One patient, an exuberant woman in her late twenties, sat next to me a couple times. Like me, she was receiving leg therapy. She loved getting to know people and talking about her church, and she asked one day what had happened to me. After I told her, she shook her head, “Ahh, you’ll be all right, though. You’re young, and you’ve got your whole life ahead of you. When you get to be older, they fix you by putting nuts and bolts and rods in you.” She laughed and demonstrated by extending her leg until her reconstructed knee stuck in a rigid, mechanical sort of way.

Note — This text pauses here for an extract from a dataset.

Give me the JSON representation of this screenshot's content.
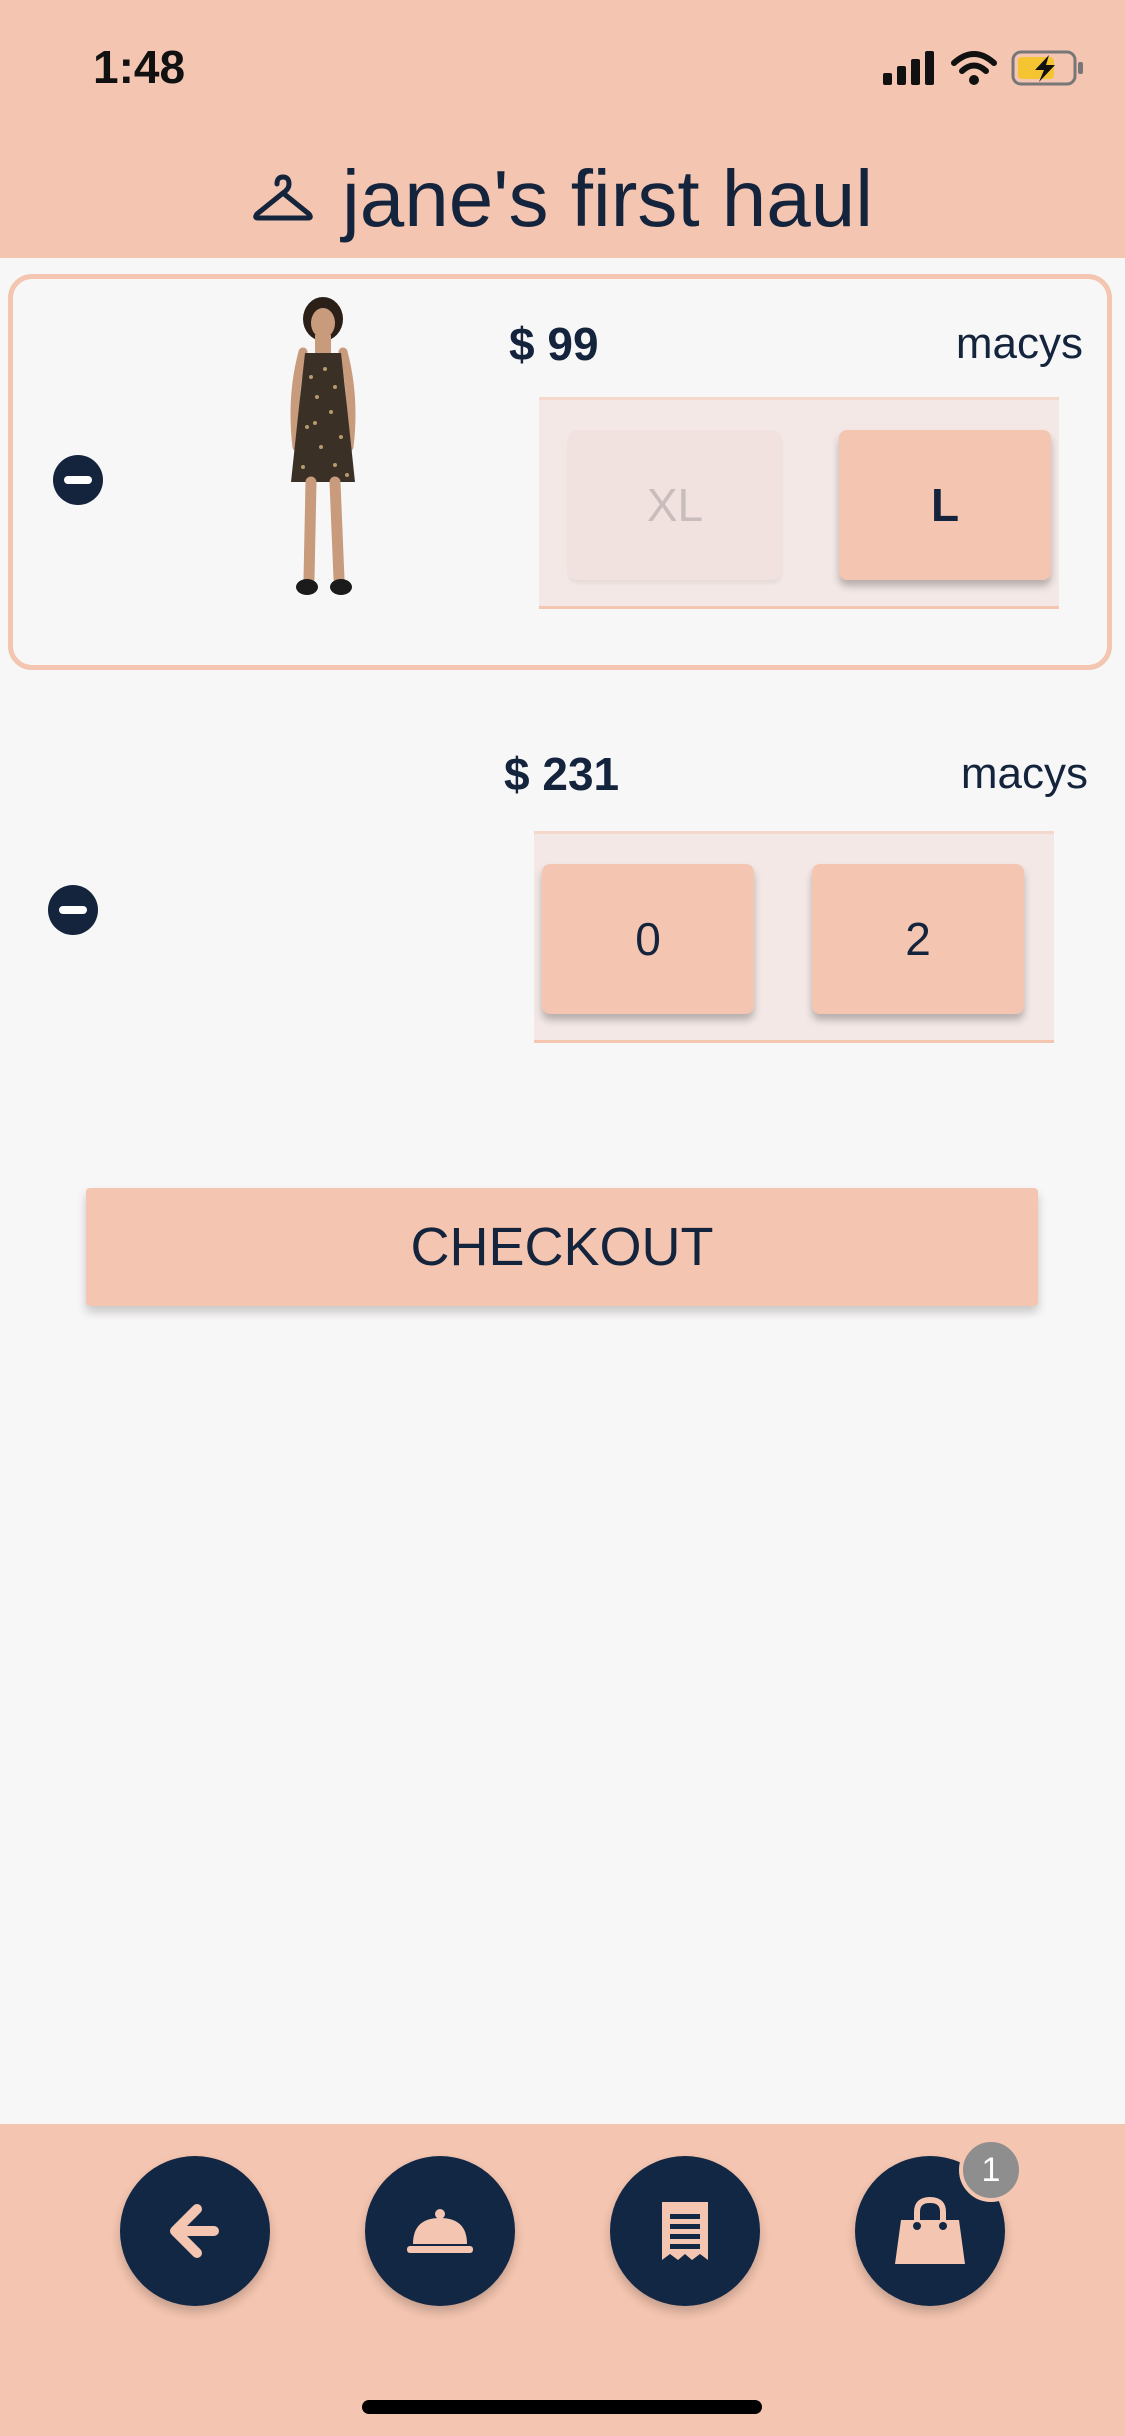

People like this encouraged me, but looking back I still cringe thinking about how much I milked my injury. Of course, I didn’t think I was at the time, but I most certainly did.

Since then, I have had a more general realization: there comes a point where I can begin milking pain or sadness in my life the same way I milked my leg injury. Using it as a subconscious excuse to be lazy, or reckless, or rude. In reading Nathaniel Hawthorne last quarter, a quote struck me, one from The Dolliver Romance, which describes a widow (and possibly refers to Hawthorne’s own mother) “whose grief outlasted even its vitality, and grew to be merely a torpid habit” (Hawthorne).

When grief becomes habit, be careful. It might be time to say, “Yes, I was hurt, and maybe nobody expects much of me, and maybe I’m not completely healed yet, but it’s time for me to stop using this as an excuse. It’s time to move on.”